Welteke hospedou-se com a família em um hotel de luxo em Berlim, tendo a conta paga pelo Dresdner Bank, que o convidou como orador de sua festa de réveillon de 2001/2002, na véspera da circulação do euro. A denúncia veio da revista Der Spiegel, no último fim de semana.

Como a participação de Welteke era um ato oficial, o BC alemão ressarciu na segunda-feira parte da conta de mais de 7600 euros, e o presidente o restante. Mesmo assim, o ministério público anunciou na terça-feira a abertura de inquérito por recebimento de favor.

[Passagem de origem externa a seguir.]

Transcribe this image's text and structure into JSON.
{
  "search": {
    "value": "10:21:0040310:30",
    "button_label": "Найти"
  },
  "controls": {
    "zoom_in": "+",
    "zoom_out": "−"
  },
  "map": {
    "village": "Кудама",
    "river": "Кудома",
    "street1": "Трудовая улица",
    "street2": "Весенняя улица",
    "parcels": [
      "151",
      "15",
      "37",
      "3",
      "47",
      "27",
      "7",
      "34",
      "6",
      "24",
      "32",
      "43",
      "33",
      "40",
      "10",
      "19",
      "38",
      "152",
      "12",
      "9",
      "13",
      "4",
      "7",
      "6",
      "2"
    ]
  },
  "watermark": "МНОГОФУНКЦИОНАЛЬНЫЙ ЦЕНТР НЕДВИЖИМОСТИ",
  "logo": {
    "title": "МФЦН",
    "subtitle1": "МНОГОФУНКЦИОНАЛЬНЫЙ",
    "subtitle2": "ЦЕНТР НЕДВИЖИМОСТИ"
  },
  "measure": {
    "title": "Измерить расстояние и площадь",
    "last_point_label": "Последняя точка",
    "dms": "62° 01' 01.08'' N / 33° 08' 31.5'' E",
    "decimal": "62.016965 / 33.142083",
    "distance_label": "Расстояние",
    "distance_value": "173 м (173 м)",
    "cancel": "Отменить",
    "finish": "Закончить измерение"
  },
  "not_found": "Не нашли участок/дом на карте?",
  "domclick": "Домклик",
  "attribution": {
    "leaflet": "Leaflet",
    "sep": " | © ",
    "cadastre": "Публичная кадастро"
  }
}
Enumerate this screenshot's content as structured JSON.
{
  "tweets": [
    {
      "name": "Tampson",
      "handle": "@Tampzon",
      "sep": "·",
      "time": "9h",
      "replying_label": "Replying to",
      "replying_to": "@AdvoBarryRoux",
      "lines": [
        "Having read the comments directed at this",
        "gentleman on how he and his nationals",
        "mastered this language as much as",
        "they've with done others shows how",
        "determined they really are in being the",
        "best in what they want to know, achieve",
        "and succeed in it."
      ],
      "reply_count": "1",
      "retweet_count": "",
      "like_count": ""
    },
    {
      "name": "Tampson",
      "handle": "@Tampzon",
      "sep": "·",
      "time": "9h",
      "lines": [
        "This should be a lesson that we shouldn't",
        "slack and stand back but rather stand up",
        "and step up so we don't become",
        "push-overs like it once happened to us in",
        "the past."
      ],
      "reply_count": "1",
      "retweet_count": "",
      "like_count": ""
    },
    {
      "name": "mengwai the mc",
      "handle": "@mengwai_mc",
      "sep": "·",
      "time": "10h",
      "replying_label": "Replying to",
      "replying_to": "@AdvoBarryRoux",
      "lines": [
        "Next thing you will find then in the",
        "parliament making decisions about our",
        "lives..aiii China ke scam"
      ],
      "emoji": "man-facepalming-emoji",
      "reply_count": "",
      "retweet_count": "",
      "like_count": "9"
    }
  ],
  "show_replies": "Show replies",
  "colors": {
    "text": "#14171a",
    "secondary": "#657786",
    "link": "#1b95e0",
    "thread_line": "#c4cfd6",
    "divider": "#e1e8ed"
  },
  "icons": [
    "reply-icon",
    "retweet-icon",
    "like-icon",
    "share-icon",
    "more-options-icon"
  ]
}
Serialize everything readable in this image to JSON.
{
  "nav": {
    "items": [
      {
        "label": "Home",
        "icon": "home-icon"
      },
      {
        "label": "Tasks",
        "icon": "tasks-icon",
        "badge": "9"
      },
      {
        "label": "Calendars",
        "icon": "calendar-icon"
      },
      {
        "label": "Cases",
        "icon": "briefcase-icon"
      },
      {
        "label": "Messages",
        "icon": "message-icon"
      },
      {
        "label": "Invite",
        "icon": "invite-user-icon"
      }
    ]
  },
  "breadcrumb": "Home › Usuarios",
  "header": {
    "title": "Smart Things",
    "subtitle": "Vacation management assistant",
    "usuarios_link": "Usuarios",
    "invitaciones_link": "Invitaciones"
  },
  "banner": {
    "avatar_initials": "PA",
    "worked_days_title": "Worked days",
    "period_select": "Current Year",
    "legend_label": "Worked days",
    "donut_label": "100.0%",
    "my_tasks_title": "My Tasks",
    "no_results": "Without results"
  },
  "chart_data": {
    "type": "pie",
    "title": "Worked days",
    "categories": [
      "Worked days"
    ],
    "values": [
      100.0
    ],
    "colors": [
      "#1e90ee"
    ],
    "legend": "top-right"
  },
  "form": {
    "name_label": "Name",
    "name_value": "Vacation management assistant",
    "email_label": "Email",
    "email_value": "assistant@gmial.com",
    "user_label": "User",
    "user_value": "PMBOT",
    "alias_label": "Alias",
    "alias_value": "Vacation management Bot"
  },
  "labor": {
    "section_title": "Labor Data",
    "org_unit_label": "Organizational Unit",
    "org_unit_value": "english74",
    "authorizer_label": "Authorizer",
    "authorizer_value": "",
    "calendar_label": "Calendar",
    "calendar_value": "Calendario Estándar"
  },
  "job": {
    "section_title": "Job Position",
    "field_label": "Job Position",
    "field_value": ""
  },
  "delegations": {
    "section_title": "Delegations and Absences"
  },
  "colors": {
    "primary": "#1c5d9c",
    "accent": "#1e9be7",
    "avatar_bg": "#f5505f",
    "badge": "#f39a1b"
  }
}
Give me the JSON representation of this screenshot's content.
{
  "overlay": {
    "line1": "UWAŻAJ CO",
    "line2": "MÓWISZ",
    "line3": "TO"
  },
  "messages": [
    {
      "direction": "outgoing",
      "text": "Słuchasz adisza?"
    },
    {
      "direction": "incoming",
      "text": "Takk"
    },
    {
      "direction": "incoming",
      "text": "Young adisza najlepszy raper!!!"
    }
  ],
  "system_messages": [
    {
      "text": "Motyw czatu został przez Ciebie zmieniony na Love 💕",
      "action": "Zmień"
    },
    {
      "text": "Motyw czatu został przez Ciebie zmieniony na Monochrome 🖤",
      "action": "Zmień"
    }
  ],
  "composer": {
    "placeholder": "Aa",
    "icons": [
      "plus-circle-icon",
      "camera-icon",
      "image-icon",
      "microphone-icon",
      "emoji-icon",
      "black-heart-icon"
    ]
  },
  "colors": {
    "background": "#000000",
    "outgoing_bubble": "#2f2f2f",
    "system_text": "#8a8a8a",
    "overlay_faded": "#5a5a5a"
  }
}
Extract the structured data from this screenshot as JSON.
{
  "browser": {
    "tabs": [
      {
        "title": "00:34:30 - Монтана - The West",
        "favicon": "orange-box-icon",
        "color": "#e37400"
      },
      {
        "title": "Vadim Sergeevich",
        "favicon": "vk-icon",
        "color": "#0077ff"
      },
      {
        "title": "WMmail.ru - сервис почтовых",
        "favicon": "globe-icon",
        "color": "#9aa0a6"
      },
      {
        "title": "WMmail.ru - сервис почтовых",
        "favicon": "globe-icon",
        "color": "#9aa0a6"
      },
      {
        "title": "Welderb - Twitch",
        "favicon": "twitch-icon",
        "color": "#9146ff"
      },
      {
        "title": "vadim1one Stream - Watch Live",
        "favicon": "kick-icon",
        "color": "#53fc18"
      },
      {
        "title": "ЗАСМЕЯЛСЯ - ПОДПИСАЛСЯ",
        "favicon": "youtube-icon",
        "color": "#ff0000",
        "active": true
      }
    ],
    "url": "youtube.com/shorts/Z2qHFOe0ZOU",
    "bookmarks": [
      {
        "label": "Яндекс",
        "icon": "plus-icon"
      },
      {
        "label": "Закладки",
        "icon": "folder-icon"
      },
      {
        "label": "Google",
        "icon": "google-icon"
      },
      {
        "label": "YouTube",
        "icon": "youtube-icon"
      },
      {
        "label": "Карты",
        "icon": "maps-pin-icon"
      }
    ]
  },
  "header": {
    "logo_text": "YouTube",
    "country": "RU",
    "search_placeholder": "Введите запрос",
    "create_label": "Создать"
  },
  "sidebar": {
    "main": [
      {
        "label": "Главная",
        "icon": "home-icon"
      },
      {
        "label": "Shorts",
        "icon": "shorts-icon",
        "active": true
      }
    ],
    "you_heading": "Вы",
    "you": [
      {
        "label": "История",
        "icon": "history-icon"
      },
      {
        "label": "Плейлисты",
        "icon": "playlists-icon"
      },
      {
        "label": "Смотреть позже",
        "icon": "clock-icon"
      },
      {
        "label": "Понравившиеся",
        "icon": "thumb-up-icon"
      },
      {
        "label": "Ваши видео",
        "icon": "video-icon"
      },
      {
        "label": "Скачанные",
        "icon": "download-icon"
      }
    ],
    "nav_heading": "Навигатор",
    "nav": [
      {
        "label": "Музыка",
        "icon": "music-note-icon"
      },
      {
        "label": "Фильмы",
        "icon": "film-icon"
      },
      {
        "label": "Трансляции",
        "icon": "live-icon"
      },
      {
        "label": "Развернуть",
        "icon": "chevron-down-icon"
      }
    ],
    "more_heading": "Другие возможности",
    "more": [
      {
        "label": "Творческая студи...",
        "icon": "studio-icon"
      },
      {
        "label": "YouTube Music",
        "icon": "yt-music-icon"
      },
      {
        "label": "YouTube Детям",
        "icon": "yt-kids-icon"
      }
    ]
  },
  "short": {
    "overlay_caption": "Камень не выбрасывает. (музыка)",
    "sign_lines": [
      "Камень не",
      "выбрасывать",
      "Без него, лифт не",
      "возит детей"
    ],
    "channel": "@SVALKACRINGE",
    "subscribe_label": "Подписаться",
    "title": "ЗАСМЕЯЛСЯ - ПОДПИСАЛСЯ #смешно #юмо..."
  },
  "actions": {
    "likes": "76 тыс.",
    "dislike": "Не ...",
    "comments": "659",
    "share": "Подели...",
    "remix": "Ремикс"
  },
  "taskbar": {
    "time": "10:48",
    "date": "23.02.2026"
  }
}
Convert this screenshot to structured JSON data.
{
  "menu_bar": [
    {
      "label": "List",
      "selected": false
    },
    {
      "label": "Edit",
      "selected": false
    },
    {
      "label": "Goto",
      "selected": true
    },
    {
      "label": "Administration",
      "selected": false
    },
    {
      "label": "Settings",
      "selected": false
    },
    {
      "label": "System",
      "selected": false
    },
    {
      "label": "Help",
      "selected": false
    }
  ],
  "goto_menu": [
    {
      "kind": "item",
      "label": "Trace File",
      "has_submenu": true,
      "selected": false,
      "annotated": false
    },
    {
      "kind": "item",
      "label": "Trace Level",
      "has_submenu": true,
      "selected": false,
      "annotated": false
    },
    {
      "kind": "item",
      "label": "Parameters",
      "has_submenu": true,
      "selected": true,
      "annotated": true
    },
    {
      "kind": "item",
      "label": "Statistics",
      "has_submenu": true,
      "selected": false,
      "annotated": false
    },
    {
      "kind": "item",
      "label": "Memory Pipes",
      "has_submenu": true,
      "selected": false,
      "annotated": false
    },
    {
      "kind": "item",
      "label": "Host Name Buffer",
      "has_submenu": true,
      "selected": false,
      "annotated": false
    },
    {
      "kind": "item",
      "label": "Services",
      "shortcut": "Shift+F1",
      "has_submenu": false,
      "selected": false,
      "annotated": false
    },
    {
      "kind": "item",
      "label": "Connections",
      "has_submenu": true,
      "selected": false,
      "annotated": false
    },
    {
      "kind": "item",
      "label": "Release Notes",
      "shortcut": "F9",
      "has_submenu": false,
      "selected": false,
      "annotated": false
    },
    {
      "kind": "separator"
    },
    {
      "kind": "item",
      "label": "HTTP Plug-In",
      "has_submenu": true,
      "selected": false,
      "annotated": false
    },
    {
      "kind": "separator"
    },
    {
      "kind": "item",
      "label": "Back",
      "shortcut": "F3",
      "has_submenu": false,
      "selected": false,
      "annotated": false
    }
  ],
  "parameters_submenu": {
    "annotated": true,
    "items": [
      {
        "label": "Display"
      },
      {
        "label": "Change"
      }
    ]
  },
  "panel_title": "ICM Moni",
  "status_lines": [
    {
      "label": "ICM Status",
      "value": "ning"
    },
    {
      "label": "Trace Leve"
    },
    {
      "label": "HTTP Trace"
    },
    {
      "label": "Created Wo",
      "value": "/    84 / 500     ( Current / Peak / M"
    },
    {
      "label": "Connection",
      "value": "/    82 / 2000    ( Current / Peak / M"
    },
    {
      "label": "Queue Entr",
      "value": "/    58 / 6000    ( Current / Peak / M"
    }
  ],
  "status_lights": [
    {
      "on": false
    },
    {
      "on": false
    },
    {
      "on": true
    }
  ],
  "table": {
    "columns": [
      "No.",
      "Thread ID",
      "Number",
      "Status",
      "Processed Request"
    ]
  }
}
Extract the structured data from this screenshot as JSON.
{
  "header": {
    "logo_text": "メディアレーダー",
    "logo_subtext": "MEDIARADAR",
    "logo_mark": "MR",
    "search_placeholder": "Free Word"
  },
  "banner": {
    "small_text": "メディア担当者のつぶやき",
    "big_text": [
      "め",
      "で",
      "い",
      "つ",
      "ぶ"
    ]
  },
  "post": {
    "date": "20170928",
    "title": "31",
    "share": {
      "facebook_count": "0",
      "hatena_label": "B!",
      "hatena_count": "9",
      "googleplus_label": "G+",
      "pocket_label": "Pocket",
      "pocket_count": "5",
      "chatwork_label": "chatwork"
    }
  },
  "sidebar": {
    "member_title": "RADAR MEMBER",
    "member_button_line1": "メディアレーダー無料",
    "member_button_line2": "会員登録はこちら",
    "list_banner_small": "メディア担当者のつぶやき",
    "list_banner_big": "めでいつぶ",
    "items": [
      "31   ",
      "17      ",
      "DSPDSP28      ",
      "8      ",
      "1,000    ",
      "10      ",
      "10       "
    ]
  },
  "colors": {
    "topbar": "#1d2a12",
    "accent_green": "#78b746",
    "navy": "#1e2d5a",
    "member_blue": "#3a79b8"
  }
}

Na quarta-feira, após reunião de oito horas com a diretoria do Bundesbank, Welteke afastou-se temporariamente do cargo. Os diretores não viram motivo suficiente para destituir o chefe. O governo alemão, entretanto, reagiu imediatamente com palavras mais claras do que nunca. Para o Ministério das Finanças, Welteke tem de renunciar para preservar a reputação da instituição.

Ética e autonomia

O conflito entre o BC e Berlim implica questões de ética e autonomia do banco frente ao governo. Formalmente o governo alemão não pode influenciar esse tipo de decisão, devido à autonomia do Banco Central, que não está subordinado a nenhum poder externo. Na realidade, porém, uma declaração do governo tem peso, pois foi ele que fez a indicação do nome para o cargo.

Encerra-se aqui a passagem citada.